In this piece (web link), Nicole Matos explored the question “What do you really, really wish your professors understood?” with students who took her developmental writing course.
At Baruch, we work with faculty who teach students across a wide spectrum of disciplines and degree programs. While it’s true that the students in Matos’s article attend a community college and are specifically talking about first-year composition courses, the answers that they give to this question are revealing and important reminders for all of us as we approach the new school year.
Significantly, students in Matos’s class ask that professors remember their humanity. They are often overwhelmed by complex responsibilities, and remind us that “dedication” to school work is a much easier prospect for students who have financial stability and privilege.

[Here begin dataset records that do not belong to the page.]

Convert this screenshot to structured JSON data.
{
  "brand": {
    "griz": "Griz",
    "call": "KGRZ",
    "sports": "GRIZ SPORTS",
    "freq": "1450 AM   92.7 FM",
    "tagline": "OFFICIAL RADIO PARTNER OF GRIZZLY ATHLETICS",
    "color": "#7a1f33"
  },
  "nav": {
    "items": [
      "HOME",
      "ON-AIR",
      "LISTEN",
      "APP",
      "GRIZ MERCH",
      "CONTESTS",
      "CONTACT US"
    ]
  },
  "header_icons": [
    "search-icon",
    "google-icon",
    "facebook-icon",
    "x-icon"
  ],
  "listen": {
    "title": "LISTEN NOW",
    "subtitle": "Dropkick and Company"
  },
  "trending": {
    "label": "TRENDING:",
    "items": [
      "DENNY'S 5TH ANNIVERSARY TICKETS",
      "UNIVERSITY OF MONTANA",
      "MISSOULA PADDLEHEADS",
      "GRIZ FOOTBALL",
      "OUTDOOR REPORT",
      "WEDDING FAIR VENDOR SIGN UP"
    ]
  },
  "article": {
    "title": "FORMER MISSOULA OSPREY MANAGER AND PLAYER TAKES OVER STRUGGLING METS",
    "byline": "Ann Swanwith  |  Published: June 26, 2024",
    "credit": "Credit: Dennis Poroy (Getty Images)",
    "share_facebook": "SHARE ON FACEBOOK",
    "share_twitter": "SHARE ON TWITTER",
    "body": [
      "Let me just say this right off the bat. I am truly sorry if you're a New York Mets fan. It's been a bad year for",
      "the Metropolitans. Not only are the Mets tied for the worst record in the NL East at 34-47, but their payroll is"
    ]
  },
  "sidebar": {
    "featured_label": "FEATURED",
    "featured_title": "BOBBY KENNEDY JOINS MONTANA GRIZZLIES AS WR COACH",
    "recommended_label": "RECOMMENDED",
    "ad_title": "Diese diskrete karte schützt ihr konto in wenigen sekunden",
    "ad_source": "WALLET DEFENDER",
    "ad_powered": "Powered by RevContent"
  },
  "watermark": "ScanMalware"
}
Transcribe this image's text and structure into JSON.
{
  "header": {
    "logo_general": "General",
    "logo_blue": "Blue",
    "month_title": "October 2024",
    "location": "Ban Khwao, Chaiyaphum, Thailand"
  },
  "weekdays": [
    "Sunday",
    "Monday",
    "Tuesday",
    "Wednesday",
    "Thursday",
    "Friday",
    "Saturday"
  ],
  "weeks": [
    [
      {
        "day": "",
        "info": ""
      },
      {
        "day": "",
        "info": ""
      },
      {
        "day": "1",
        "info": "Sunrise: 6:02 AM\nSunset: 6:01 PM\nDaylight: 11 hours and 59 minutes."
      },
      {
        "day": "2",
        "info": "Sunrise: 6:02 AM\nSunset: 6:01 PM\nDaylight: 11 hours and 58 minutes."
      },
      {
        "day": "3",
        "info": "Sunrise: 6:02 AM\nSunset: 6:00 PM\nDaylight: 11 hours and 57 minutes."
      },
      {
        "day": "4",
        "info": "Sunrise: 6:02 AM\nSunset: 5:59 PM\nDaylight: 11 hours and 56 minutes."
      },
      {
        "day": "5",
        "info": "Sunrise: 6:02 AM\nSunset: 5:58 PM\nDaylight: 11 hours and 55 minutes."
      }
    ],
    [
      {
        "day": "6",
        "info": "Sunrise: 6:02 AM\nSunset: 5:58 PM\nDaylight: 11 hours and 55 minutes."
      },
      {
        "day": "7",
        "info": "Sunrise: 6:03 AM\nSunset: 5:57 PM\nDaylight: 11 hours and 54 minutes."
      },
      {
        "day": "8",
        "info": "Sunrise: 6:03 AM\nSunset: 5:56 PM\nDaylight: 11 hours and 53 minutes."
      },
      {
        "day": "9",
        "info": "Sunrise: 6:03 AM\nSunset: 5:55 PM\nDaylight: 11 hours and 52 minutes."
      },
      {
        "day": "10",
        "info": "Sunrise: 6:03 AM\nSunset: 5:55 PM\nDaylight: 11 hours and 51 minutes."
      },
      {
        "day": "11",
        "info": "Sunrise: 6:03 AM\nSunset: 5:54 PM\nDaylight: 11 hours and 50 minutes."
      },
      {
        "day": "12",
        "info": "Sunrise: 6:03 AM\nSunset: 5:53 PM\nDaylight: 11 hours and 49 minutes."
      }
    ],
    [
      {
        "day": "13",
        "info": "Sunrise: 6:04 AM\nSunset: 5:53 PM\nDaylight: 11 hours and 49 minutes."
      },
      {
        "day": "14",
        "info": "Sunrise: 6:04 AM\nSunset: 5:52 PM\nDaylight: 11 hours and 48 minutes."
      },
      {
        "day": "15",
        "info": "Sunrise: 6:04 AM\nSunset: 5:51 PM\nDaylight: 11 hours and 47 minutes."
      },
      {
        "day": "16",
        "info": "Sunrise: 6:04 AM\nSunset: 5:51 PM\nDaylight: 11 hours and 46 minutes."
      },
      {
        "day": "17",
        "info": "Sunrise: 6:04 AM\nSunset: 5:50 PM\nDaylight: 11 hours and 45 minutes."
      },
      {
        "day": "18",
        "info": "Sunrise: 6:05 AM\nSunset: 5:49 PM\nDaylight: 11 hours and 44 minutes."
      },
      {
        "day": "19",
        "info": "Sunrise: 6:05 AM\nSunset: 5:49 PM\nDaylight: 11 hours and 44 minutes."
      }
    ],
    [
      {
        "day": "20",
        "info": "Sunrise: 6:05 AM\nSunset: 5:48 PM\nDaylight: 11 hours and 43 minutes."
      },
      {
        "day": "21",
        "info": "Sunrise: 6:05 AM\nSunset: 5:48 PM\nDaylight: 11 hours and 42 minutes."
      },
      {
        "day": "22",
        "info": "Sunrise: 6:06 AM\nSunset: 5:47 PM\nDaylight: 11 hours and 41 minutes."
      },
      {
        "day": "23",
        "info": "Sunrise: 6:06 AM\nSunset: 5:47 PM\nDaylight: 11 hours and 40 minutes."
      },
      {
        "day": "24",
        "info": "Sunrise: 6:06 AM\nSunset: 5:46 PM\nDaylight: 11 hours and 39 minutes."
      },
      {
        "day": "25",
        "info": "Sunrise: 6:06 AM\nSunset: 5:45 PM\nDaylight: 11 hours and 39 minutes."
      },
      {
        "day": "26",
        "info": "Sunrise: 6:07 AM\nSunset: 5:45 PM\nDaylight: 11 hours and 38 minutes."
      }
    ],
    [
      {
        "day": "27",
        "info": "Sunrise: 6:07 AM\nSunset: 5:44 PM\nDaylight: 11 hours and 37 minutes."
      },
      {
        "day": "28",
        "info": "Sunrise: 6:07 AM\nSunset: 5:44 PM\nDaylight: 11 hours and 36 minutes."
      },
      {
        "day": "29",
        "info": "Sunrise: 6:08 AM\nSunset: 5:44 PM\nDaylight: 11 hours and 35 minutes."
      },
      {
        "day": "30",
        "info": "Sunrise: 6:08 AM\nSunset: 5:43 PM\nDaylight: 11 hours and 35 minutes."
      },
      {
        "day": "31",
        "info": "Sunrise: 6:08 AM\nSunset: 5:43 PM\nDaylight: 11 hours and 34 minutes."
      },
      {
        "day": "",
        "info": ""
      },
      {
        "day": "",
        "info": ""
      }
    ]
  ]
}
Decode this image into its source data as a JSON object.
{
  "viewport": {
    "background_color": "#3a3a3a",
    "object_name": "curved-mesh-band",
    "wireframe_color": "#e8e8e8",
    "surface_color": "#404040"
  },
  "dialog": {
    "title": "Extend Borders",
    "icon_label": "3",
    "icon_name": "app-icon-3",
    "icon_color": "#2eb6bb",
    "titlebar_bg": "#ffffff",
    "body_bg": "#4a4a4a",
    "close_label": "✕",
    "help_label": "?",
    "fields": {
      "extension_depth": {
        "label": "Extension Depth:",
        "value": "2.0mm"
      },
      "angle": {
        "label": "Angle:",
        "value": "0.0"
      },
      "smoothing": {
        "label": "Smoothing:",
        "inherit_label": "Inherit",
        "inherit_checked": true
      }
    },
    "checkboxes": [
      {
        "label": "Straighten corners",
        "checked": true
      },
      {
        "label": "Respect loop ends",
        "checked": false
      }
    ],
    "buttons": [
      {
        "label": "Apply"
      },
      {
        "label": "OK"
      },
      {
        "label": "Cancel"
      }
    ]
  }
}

They also ask us to remember that school can be an emotional place: students can carry insecurities, anxieties, and frustrations from previous coursework into the college classroom. And, of course, so can we!

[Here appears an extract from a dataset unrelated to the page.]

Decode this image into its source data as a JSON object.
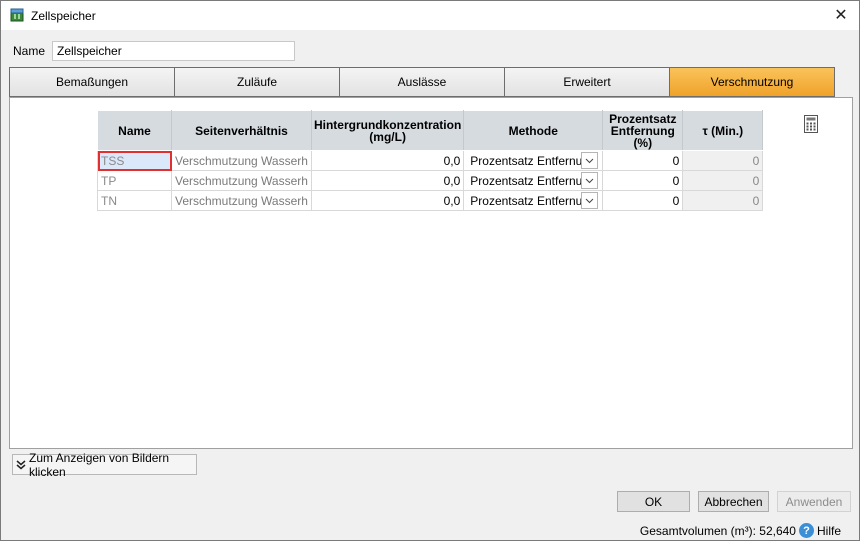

Students ask that we show our humanity, too. Often, professors feel that exuding passion and expertise about our scholarship is the best way to engage students. But according to these students, it was equally or even more important for a professor to demonstrate that they care about student success.
Importantly, students ask that we stop taking their failure personally, that we give them multiple opportunities to show what they’ve learned, and that we vary our instruction style instead of primarily relying on lecture or whole group discussion.
What do you wish that students knew about you as the school year begins? How do you communicate this with them?